Tamara: Do you feel like you are working out a moral or ethical problem?

Rachel: A lot of what drives my work is a kind of need to give dignity and place to things that I haven’t encountered in a dignified capacity. So a lot of the characters I salvage, or a lot of the elements that find their way into a piece, are resonant both morally and aesthetically for me. It often feels like this rescue of something. It’s not always a good thing that I am rescuing. It’s not something that I am venerating. I am, instead, witnessing. That process became dramatic in Memorial Hill.

Tamara: Can you explain how that happened in this particular piece?
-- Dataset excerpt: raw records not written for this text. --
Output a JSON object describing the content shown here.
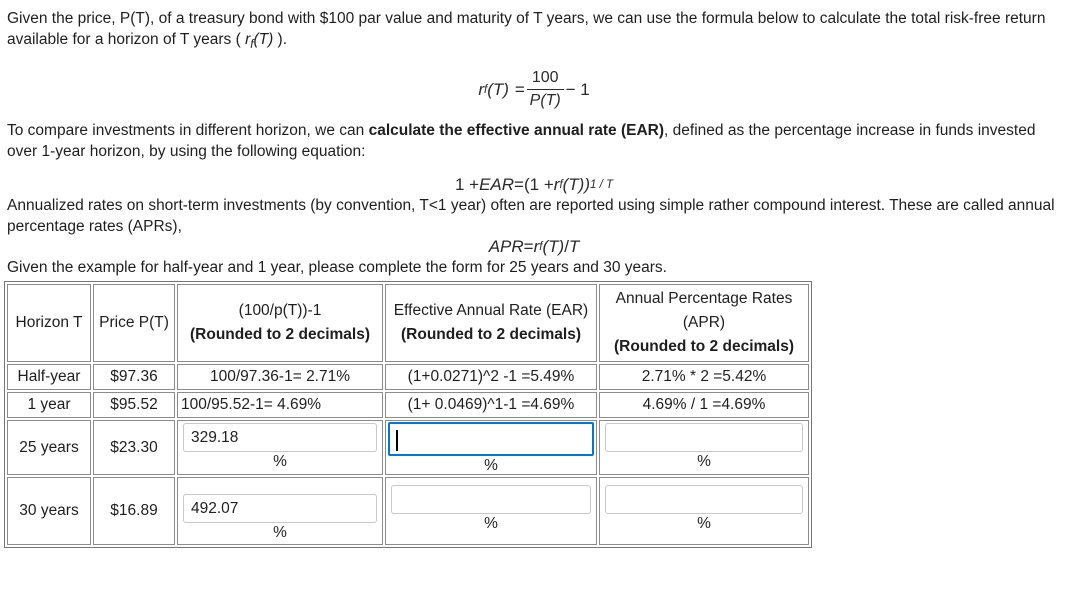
{
  "colors": {
    "focus_blue": "#0078d7",
    "table_outer_border": "#767676",
    "table_cell_border": "#8c8c8c",
    "input_border": "#c9c9c9"
  },
  "intro": {
    "pre": "Given the price, P(T), of a treasury bond with $100 par value and maturity of T years, we can use the formula below to calculate the total risk-free return available for a horizon of T years ( ",
    "math_r": "r",
    "math_sub": "f",
    "math_arg": "(T)",
    "post": " )."
  },
  "formula1": {
    "r": "r",
    "sub": "f",
    "arg": "(T)",
    "eq": "=",
    "numerator": "100",
    "denominator": "P(T)",
    "tail": "− 1"
  },
  "ear_paragraph": {
    "pre": "To compare investments in different horizon, we can ",
    "bold": "calculate the effective annual rate (EAR)",
    "post": ", defined as the percentage increase in funds invested over 1-year horizon, by using the following equation:"
  },
  "formula2": {
    "lead": "1 +",
    "ear": "EAR",
    "eq": "=",
    "open": "(1 +",
    "r": "r",
    "sub": "f",
    "arg": "(T))",
    "exp": "1 / T"
  },
  "apr_paragraph": "Annualized rates on short-term investments (by convention, T<1 year) often are reported using simple rather compound interest. These are called annual percentage rates (APRs),",
  "formula3": {
    "lhs": "APR",
    "eq": "=",
    "r": "r",
    "sub": "f",
    "arg": "(T)",
    "slash": "/",
    "t": "T"
  },
  "task_paragraph": "Given the example for half-year and 1 year, please complete the form for 25 years and 30 years.",
  "table": {
    "percent": "%",
    "headers": {
      "horizon": "Horizon T",
      "price": "Price P(T)",
      "col3_line1": "(100/p(T))-1",
      "col3_line2": "(Rounded to 2 decimals)",
      "col4_line1": "Effective Annual Rate (EAR)",
      "col4_line2": "(Rounded to 2 decimals)",
      "col5_line1": "Annual Percentage Rates",
      "col5_line2": "(APR)",
      "col5_line3": "(Rounded to 2 decimals)"
    },
    "example_rows": [
      {
        "horizon": "Half-year",
        "price": "$97.36",
        "total_return": "100/97.36-1= 2.71%",
        "ear": "(1+0.0271)^2 -1 =5.49%",
        "apr": "2.71% * 2 =5.42%"
      },
      {
        "horizon": "1 year",
        "price": "$95.52",
        "total_return": "100/95.52-1= 4.69%",
        "ear": "(1+ 0.0469)^1-1 =4.69%",
        "apr": "4.69% / 1 =4.69%"
      }
    ],
    "input_rows": [
      {
        "horizon": "25 years",
        "price": "$23.30",
        "total_return_input": "329.18",
        "ear_input": "",
        "apr_input": ""
      },
      {
        "horizon": "30 years",
        "price": "$16.89",
        "total_return_input": "492.07",
        "ear_input": "",
        "apr_input": ""
      }
    ]
  }
}
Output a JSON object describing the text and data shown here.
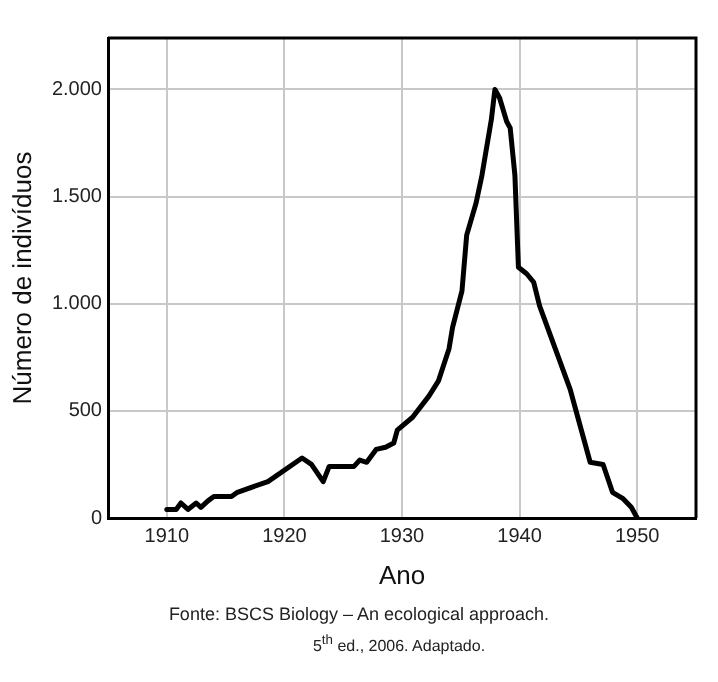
{
  "chart_data": {
    "type": "line",
    "xlabel": "Ano",
    "ylabel": "Número de indivíduos",
    "annotations": [
      "Fonte: BSCS Biology – An ecological approach.",
      "5$^{th}$ ed., 2006. Adaptado."
    ],
    "x": [
      1910,
      1910.8,
      1911.2,
      1911.8,
      1912.5,
      1912.9,
      1913.5,
      1914,
      1915.5,
      1916,
      1918.6,
      1921.5,
      1922.3,
      1923.3,
      1923.8,
      1924.8,
      1925.9,
      1926.4,
      1927,
      1927.8,
      1928.6,
      1929.3,
      1929.6,
      1930.9,
      1932.3,
      1933.1,
      1934,
      1934.3,
      1935.1,
      1935.5,
      1936.3,
      1936.8,
      1937.6,
      1937.9,
      1938.3,
      1938.9,
      1939.2,
      1939.6,
      1939.9,
      1940.6,
      1941.2,
      1941.7,
      1944.3,
      1945.1,
      1946,
      1947.1,
      1947.9,
      1948.8,
      1949.5,
      1950
    ],
    "series": [
      {
        "color": "#000000",
        "values": [
          40,
          40,
          70,
          40,
          70,
          50,
          80,
          100,
          100,
          120,
          170,
          280,
          250,
          170,
          240,
          240,
          240,
          270,
          260,
          320,
          330,
          350,
          410,
          470,
          570,
          640,
          790,
          890,
          1060,
          1320,
          1470,
          1600,
          1860,
          2000,
          1960,
          1850,
          1820,
          1600,
          1170,
          1140,
          1100,
          990,
          600,
          440,
          260,
          250,
          120,
          90,
          50,
          0
        ]
      }
    ],
    "xlim": [
      1905,
      1955
    ],
    "xticks": [
      1910,
      1920,
      1930,
      1940,
      1950
    ],
    "ylim": [
      0,
      2240
    ],
    "yticks": [
      0,
      500,
      {
        "value": 1000,
        "label": "1.000"
      },
      {
        "value": 1500,
        "label": "1.500"
      },
      {
        "value": 2000,
        "label": "2.000"
      }
    ],
    "grid": true,
    "legend": false,
    "marker": "none",
    "line_style": "solid"
  }
}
Rachel: There is a character in the piece. He is in uniform, and has his hands shoved into high pockets on the front of his coat. He is handsome, and he is looking straight out. He reminded me of my grandfather: just the way he is looking directly at the viewer, very don’t-fuck-with-me, but also kind. I got him from a book on the Kovno ghetto. I specifically went looking for someone with an armband that would signify a member of a Jewish ghetto police force. But I didn’t want the character to be recognizable as a Jewish police person. I wanted the posture and clothing to imply the character. And I found this handsome man from Kovno who reminded me of my grandfather. He felt right.

A friend of mine came to see the show where Memorial Hill was displayed. He brought back the show’s postcard, which features Memorial Hill, home to his wife. She went dumb. The man with the armband was her grandmother’s first husband who was murdered in the war for his role in the Kovno resistance. I had heard about this person. He was legendary, larger than life. And I had no idea that he had taken up residence in my piece.
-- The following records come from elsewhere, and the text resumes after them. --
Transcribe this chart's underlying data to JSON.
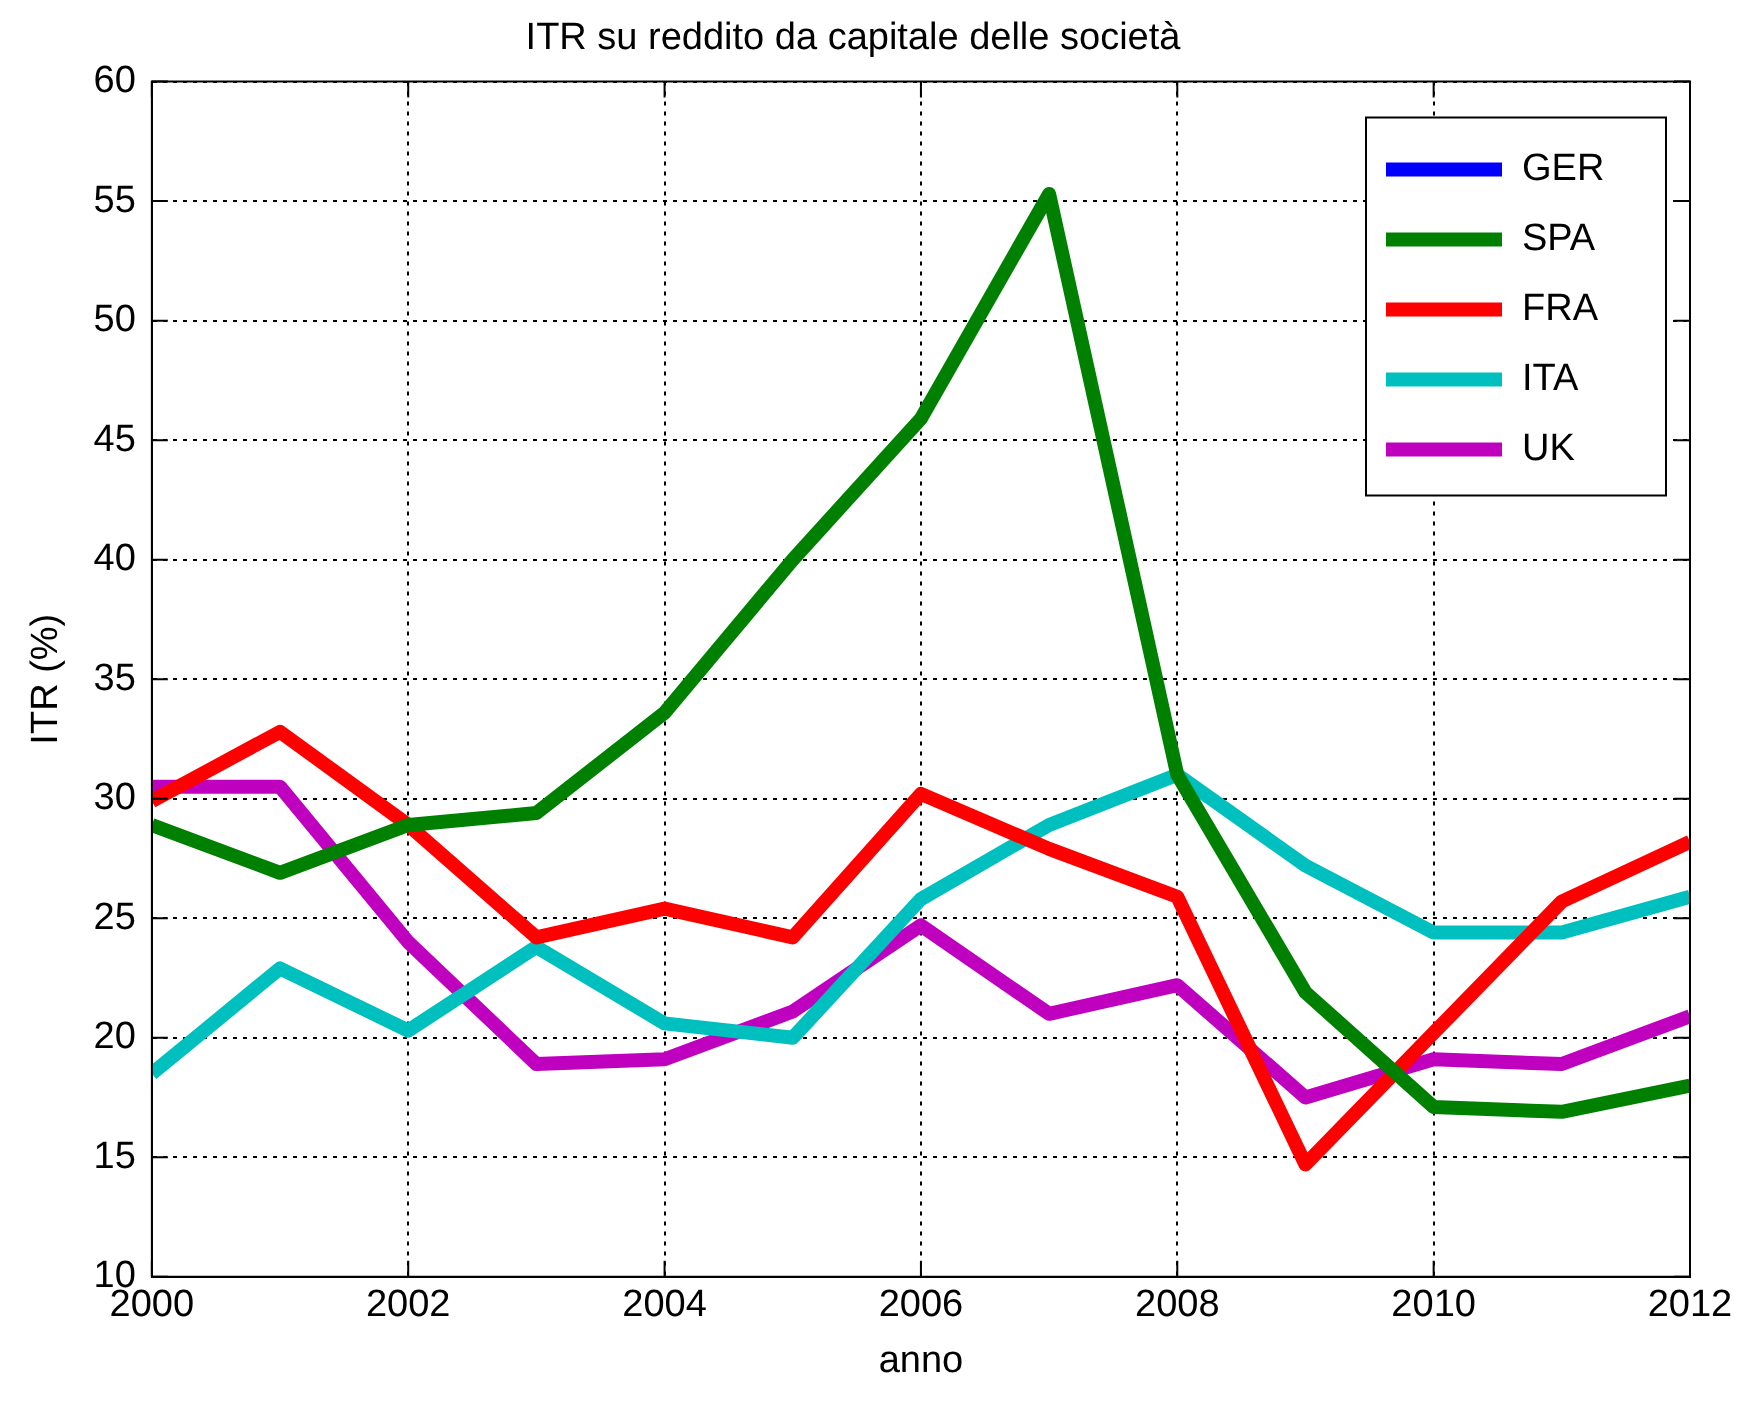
{
  "chart_data": {
    "type": "line",
    "title": "ITR su reddito da capitale delle società",
    "xlabel": "anno",
    "ylabel": "ITR (%)",
    "x": [
      2000,
      2001,
      2002,
      2003,
      2004,
      2005,
      2006,
      2007,
      2008,
      2009,
      2010,
      2011,
      2012
    ],
    "series": [
      {
        "name": "GER",
        "color": "#0000ff",
        "values": [
          null,
          null,
          null,
          null,
          null,
          null,
          null,
          null,
          null,
          null,
          null,
          null,
          null
        ]
      },
      {
        "name": "SPA",
        "color": "#008000",
        "values": [
          28.9,
          26.9,
          28.9,
          29.4,
          33.6,
          40.0,
          45.9,
          55.3,
          31.0,
          21.9,
          17.1,
          16.9,
          18.0
        ]
      },
      {
        "name": "FRA",
        "color": "#ff0000",
        "values": [
          29.9,
          32.8,
          28.9,
          24.2,
          25.4,
          24.2,
          30.2,
          27.9,
          25.9,
          14.7,
          20.2,
          25.7,
          28.2
        ]
      },
      {
        "name": "ITA",
        "color": "#00bfbf",
        "values": [
          18.5,
          22.9,
          20.3,
          23.8,
          20.6,
          20.0,
          25.8,
          28.9,
          31.0,
          27.2,
          24.4,
          24.4,
          25.9
        ]
      },
      {
        "name": "UK",
        "color": "#bf00bf",
        "values": [
          30.5,
          30.5,
          24.0,
          18.9,
          19.1,
          21.1,
          24.7,
          21.0,
          22.2,
          17.5,
          19.1,
          18.9,
          20.9
        ]
      }
    ],
    "xlim": [
      2000,
      2012
    ],
    "xticks": [
      2000,
      2002,
      2004,
      2006,
      2008,
      2010,
      2012
    ],
    "ylim": [
      10,
      60
    ],
    "yticks": [
      10,
      15,
      20,
      25,
      30,
      35,
      40,
      45,
      50,
      55,
      60
    ],
    "grid": true,
    "legend": "top right",
    "marker": "none",
    "line_style": "solid"
  }
}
This is, I think, what I am trying to do with my work. I am looking for the existence of my family’s history, for their place in the world. But it is not just my family’s history, of course. It is a documentary testament to the human life of our world.

Tamara: That is powerful. Could you talk more explicitly about how Jewish rituals or ideas come into your artistic practice?
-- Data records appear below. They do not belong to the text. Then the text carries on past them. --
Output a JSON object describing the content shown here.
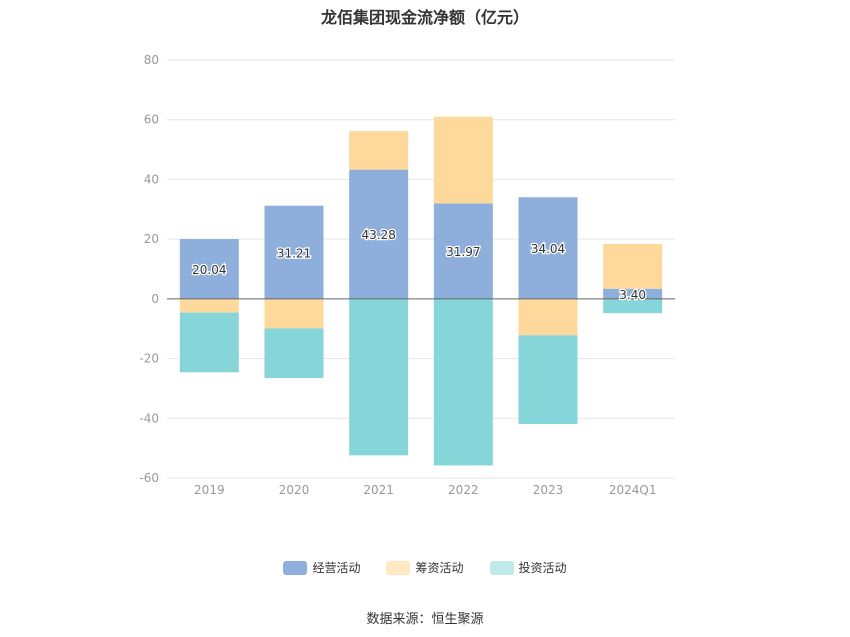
{
  "title": "龙佰集团现金流净额（亿元）",
  "source": "数据来源：恒生聚源",
  "chart_data": {
    "type": "bar",
    "stacked": true,
    "categories": [
      "2019",
      "2020",
      "2021",
      "2022",
      "2023",
      "2024Q1"
    ],
    "series": [
      {
        "name": "经营活动",
        "color": "#8eaedc",
        "values": [
          20.04,
          31.21,
          43.28,
          31.97,
          34.04,
          3.4
        ],
        "labels": [
          "20.04",
          "31.21",
          "43.28",
          "31.97",
          "34.04",
          "3.40"
        ]
      },
      {
        "name": "筹资活动",
        "color": "#ffd99b",
        "values": [
          -4.6,
          -9.9,
          12.9,
          29.0,
          -12.2,
          15.0
        ]
      },
      {
        "name": "投资活动",
        "color": "#86d5d8",
        "values": [
          -20.0,
          -16.6,
          -52.4,
          -55.8,
          -29.7,
          -4.8
        ]
      }
    ],
    "yticks": [
      80,
      60,
      40,
      20,
      0,
      -20,
      -40,
      -60
    ],
    "ytick_labels": [
      "80",
      "60",
      "40",
      "20",
      "0",
      "-20",
      "-40",
      "-60"
    ],
    "ylim": [
      -60,
      80
    ],
    "grid": true,
    "legend_position": "bottom"
  }
}
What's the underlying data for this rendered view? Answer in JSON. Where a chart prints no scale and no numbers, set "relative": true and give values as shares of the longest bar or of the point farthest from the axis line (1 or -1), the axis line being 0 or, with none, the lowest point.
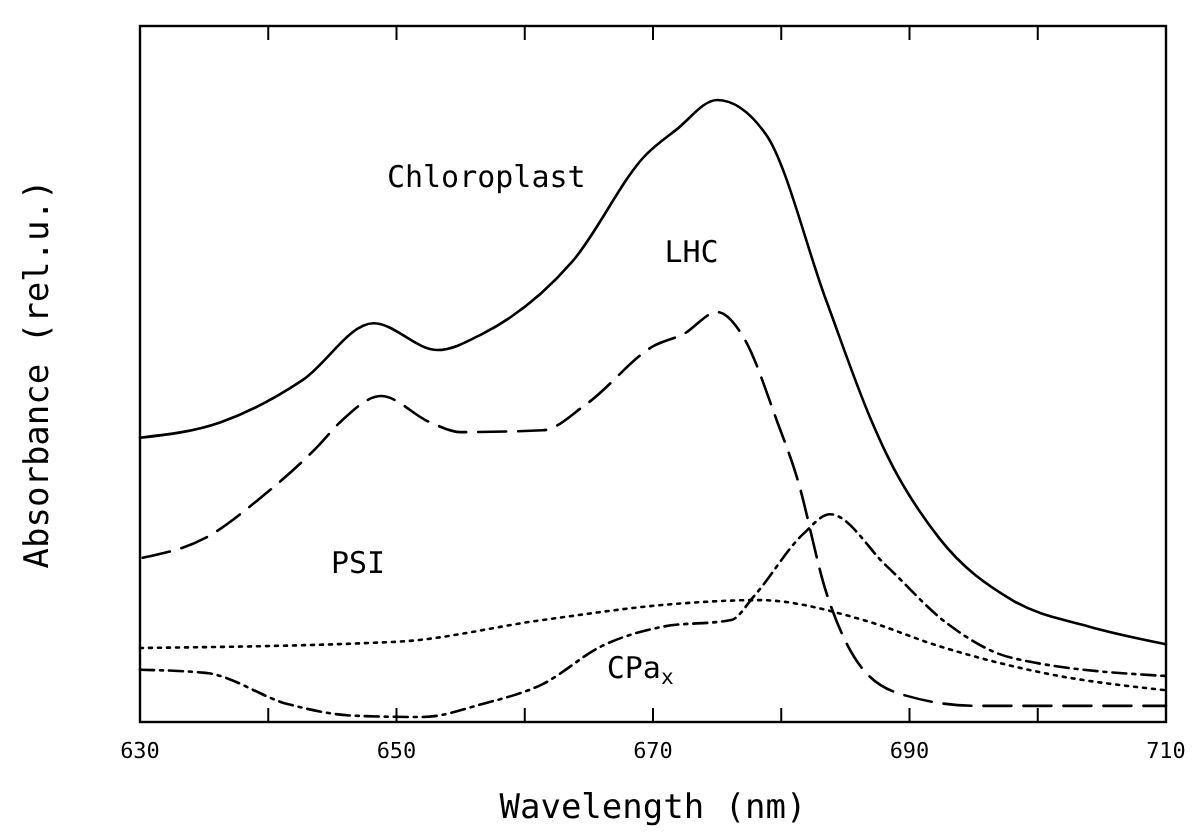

Rachel: It is almost mechanistic. My relationship with Judaism is strongest around Torah study and text. My relationship with the text demands a kind of rigor in one’s approach to thinking and creating. And I think the way I work is really imbued with that orientation. Texts are important to me in my work. I am making original work but it is, of necessity, drawn from a text — whether visual or documentary. I am reinterpreting a text. I am working on ideas while I am drawing. I do lose myself in drawing, but I’m also inhabiting a mental state that feels intellectually rigorous. Through exegetical work and thinking through Torah, I have learned that storytelling has a logic to it. When I am drawing or making a collage it feels like a very engaged, almost relentless way to keep track of, or tease out, some kind of logic that is internal to a piece. I am interested in how tightly the image hews to the source material and how much it deviates.

Tamara: You have to be creative and beholden.

Rachel: Exactly. I see my work as coming out of a moral tradition. My work is not about art. It’s about something else. Maybe it is about situating myself morally and historically within the world. And that, to me, is a crucial component of the endeavor of being Jewish. It is an existential place you have to work through.

Tamara Mann is the John Strassburger Fellow in American Studies at Columbia University. Her work centers on the ethical repercussions of how Americans have defined life, death, and care. Her writing has appeared in such publications as The Washington Post, The Huffington Post, and The Harvard Divinity Bulletin. She has a PhD in history from Columbia University and a master’s from Harvard Divinity School.